さらにすぐさま撮影したいシーザーによって、脚本を待たずにドキュメンタリー的に撮影を開始することになる。

シーザーの日常は映画のごとくとんでもないことばかり起きる。それを撮り続けるキルバイはいつしか映画そのものにのめり込みつつあった。そして眼の前のターゲット=カメラを通してみる自分の映画の主人公に対して、複雑な想いを抱き始めていた。

自分のミッションの期日も迫る中、キルバイはある方法を思いつく。巨悪と巨悪をぶつけるというものである。

インド映画には「感動」もまた必要だが、現時点でシーザーのバイオレンスなシーンと歌って踊るシーンしか撮れていない。

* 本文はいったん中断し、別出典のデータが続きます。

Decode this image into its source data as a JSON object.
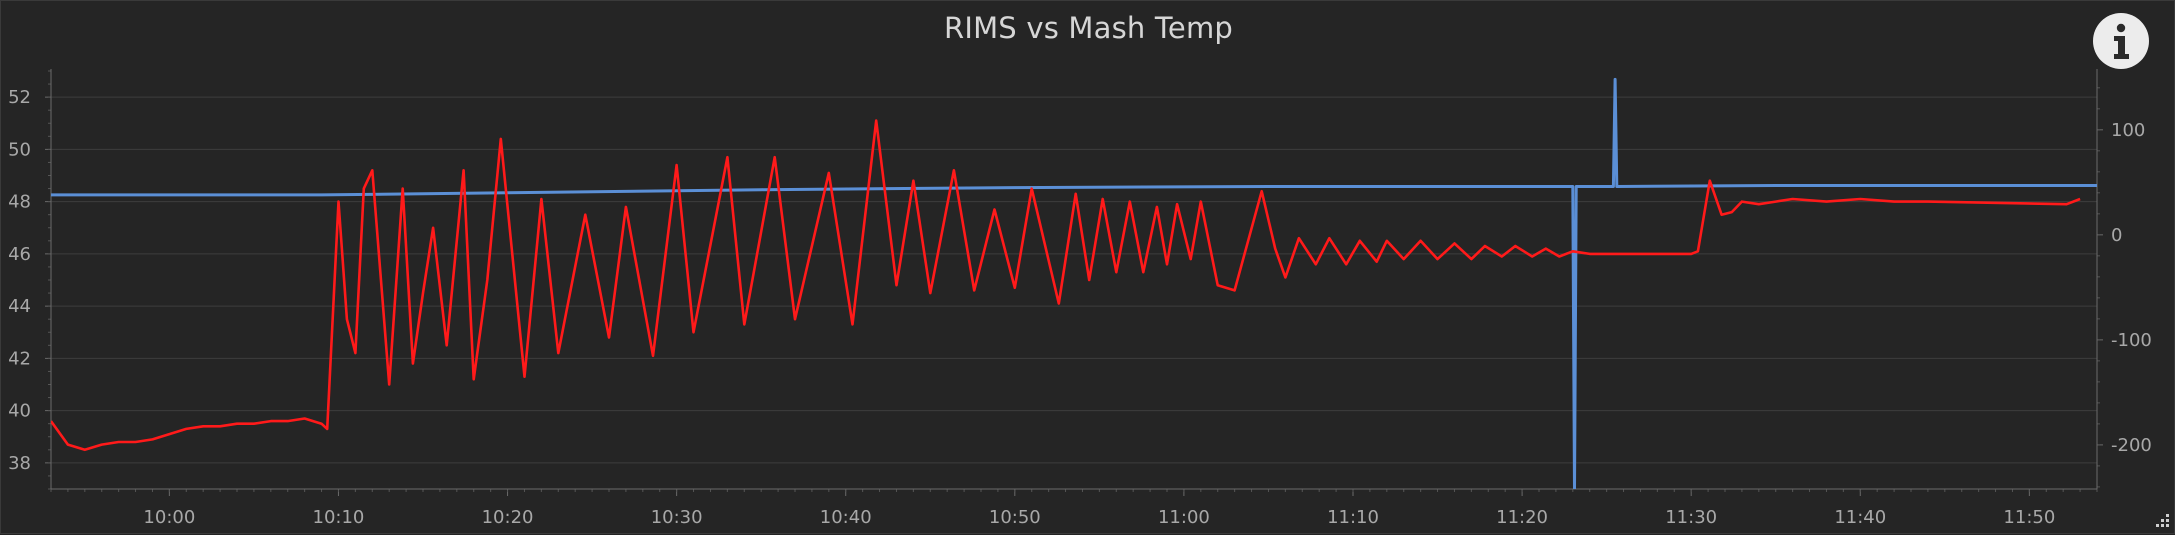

そこでシーザーの故郷を脅かす最悪最強の密猟者・シェッターニ(ヴィドゥ)を捕らえてヒーローになるシーンを撮ると伝え、二人はコンバイの森へと向かうことになる。

『ジガルタンダ・ダブルX』の感想

シーザーの初登場シーンのアクション、そして顔面の強さとそれを彩る音楽には興奮したし、監督レイ・ダースになりきるキルバイの低く響く声と鋭すぎる眼光にもやられた。

そんな感じでまず主演二人が非常に見ごたえがあるたまらん存在感なのである。

弔いのシーンでシーザーが裏切り者を立て続けに撃って、キルバイに銃を向けるとこ好きすぎる。対峙するキルバイが一歩も引かずに真っ向から8ミリカメラを構える様がかっこよい…!

ちなみにあのカメラ、Canonのオートズーム518スーパー8という機種だという。

主演二人が魅力的なのだが、さらに物語も骨太だ。

サスペンスに始まり、コメディのごとく展開で潜入し、「そんなことある?」などと思っているとアクション&バイオレンスからの政治、環境、恋愛とものすごい詰まりっぷりで結局ものすごい引き込まれた。

二人が紡ぐこの物語にはあらゆる要素が渾然一体と詰まっていた。上映時間172分なだけある。

そしてなによりその根底にあるのは圧倒的な映画への愛だと感じられるのだ。

映画冒頭、「お前が芸術(シネマ)を選ぶのではない、芸術(シネマ)がお前を選ぶのだ」と表記される。

キルバイはまさに映画に導かれ、シーザーもまた映画に導かれ、それぞれの使命を見出す。

映画というものを軸に、ラストは思わぬところまで物語が飛躍してゆくのである。

その展開っぷりにもまたやられた次第である。

最終的にこの作品は「映画のあり方」、そして「歌舞音曲のあり方」にまでも迫ってゆく。

インド映画(に限らないかも知れない)が歌って踊らなければならない必然性すら感じられる作品なのであった。

そんなわけで大変おすすめの映画と言える。

また振り返っていて、音楽も大変良い。荒野を感じさせる雄大でどこか寂しげな曲、ダンスシーンに宴の音楽、そして何と言ってもシーザーの登場シーンの音楽(度々かかる)などなど、音楽監督はサントーシュ・ナーラーヤナン氏による音楽もどれをとっても印象的であった。

おわりに

ということで「ジガルタンダ・ダブルX」を観た!という話であった。

先週観た『侍タイムスリッパー』に引き続き、「映画そのものの映画」とも呼べる作品であった。

【映画】『侍タイムスリッパー』を観た!【おもしろすぎる時代劇】

どちらも大変おすすめである。是非観てみていただきたい。

ちなみにジガルタンダというのは舞台となった食都マドゥライ地方の有名なドリンクだそうな。

牛乳、アーモンド樹液の結晶、アイス、ナンナーリシロップ(つる植物から作るシロップ)を混ぜた酷暑期の風物詩とのこと。ひんやり美味しそうである。それにしてもジガルタンダ極悪連合というネーミングたるや(かわいい)。

ポストカードをもらった。
裏面。
チラシ表。
チラシ裏。
観たのはとあるイオンシネマであったが、後に柏のキネマ旬報シアターでも上映されていた。